Bloemsma – Staat. HR 17-04-1959. NJ 1961, 573

Arrest: Bloemsma – De Staat.

Onderwerp: Het bestuur van de failliete boedel.

Inzake: Taak van de rechter-commissaris => hij is niet aansprakelijk uit onrechtmatige daad bij niet goed vervullen.

Vindplaats: NJ 1961, 573

Feiten: Een curator, mr Reuser, wordt ervan beschuldigd niet goed de gelden van een gefailleerde te hebben belegd. Hij wordt beschuldigd van verduistering. Mr Bloemsma is de nieuwe curator van de gefailleerde en hij stelt dat de rechter-commissaris niet zijn verplichting is nagekomen om de oude curator te controleren. Hij zegt dat de rechter-commissaris een staatsorgaan is en stelt de staat aansprakelijk voor de door de boedel geleden schade.

Rechtsgang: Het Hof verwerpt de stelling dat de rechter-commissaris een staatsorgaan is.

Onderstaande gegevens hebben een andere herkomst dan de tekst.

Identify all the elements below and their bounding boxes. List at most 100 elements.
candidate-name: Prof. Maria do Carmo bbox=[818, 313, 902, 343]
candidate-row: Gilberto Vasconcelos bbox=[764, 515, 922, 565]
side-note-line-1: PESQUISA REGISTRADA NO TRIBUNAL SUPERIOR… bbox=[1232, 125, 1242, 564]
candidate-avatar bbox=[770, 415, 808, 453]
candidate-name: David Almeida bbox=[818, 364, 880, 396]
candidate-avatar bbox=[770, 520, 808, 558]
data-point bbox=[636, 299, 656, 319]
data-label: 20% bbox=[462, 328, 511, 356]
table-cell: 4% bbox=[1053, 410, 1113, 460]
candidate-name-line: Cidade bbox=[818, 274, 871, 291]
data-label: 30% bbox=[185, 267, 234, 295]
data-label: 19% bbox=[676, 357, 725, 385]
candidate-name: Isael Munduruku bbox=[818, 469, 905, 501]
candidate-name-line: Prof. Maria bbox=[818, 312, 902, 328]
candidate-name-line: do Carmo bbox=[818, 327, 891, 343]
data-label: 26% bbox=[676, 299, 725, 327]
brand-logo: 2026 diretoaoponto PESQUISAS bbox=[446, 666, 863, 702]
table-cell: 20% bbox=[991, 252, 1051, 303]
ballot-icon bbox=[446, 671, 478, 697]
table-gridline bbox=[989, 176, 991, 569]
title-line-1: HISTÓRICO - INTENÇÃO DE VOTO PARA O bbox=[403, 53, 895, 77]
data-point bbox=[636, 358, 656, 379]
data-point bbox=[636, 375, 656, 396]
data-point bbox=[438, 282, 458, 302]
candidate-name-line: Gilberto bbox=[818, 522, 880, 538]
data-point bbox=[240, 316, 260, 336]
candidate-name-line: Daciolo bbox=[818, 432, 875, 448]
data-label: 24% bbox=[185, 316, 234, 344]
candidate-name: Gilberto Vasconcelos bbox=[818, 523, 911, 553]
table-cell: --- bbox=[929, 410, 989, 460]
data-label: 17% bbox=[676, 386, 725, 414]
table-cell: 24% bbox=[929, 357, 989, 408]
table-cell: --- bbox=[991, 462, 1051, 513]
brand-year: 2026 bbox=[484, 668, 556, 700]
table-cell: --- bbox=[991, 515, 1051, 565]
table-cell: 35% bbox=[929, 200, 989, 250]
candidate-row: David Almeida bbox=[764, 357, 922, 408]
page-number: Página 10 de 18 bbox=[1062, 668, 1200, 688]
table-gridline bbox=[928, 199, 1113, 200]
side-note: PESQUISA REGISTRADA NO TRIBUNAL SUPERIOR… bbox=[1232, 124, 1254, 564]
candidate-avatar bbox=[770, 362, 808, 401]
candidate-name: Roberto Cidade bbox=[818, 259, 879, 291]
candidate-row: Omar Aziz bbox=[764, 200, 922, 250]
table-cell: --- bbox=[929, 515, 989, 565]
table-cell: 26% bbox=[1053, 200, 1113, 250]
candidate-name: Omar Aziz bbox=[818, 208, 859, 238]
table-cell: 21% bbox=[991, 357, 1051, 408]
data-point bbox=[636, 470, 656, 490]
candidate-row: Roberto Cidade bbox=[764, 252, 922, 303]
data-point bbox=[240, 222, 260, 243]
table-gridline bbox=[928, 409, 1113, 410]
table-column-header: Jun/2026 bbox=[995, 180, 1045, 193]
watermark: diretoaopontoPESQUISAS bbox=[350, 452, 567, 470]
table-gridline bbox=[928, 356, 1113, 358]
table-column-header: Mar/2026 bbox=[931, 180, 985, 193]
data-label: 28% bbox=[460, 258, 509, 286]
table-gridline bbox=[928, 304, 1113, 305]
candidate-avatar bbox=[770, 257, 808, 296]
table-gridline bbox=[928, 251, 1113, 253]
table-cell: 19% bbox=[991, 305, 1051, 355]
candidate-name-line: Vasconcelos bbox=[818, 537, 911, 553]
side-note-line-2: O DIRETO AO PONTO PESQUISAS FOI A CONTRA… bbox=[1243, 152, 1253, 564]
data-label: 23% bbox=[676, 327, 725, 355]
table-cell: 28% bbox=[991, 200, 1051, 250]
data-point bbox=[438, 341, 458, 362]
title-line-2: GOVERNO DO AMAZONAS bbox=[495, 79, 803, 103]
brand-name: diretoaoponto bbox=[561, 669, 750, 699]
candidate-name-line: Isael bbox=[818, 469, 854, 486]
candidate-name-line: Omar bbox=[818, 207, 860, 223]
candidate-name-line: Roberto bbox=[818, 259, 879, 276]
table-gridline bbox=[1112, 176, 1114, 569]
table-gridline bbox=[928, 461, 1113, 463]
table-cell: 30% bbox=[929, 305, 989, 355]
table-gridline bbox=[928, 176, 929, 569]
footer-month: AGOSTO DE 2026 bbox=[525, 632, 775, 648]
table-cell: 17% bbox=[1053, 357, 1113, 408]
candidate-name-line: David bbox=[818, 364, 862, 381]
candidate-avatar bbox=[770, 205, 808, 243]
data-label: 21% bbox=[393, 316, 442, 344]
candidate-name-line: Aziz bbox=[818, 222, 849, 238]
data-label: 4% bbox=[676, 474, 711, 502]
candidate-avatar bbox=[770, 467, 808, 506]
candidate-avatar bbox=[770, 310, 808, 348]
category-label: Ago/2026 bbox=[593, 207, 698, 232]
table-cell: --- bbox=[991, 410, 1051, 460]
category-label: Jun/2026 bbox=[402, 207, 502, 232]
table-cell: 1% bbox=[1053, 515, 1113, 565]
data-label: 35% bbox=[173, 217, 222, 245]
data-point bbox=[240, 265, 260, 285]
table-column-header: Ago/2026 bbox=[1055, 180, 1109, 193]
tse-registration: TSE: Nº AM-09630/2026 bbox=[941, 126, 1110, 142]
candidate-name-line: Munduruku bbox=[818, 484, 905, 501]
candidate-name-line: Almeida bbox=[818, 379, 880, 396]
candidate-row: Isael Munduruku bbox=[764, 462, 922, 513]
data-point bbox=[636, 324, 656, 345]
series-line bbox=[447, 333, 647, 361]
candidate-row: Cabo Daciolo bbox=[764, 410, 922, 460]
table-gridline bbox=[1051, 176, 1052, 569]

Rechtsvraag: Is de rechter-commissaris in zijn hoedanigheid van toezichthouder op de werkzaamheden van een faillissements-curator een staatsorgaan; zo ja: is de staat aansprakelijk voor de schade die de boedel heeft geleden doordat de rechter-commissaris zijn toezichthoudende taak niet naar behoren heeft vervuld?

HR: De vordering is gegrond op de stelling dat de rechter-commissaris in het faillissement ingevolge art. 64 F verplicht was na te gaan of de curator de artt. 102 lid 2 en 103 F naleefde, dat de RC zijn verplichting niet is nagekomen  en zich met de wijze waarop de curator het bedrag belegde niet heeft ingelaten

Art. 69 in verband met art. 102 lid 2 F opent voor de schuldeisers, voor de gefailleerde zelf en voor de commissie uit de schuldeisers de mogelijkheid aan de RC en beschikking te vragen waarbij de curator wordt bevolen om gelden ten name van de boedel te beleggen. Zou de RC nalaten op een dergelijke beschikking (toewijzend danwel afwijzend) te geven, dan wijzen de artt. 844 e.v. Rv de weg waarlangs de verzoekers de uit zulk een houding van de RC voortvloeiende schade zouden kunnen verhalen

Gelet op deze artikelen is het weinig aannemelijk dat belanghebbenden bij de failliete boedel de RC ingevolge 1401 BW (=6:162) in een gewone procedure zouden kunnen betrekken in geval hij, zonder dat van een verzoek als bovenbedoeld sprake was, zou hebben verzuimd toe te zien dat de curator diens plicht nakwam tot het beleggen  van gelden (…)

Dat veeleer aannemelijk is dat art. 64 F, als taak van de RC aanwijzende het houden van toezicht op het beheer en de vereffening van de failliete boedel, niet bedoelt daarmee op de RC tegenover de belanghebbenden bij de boedel een rechtsplicht te leggen over het enkele niet-vervullen waarvan zij zich jegens hem of jegens de staat of jegens beiden bij wege van een vordering uit art. 6:162 zouden kunnen beklagen.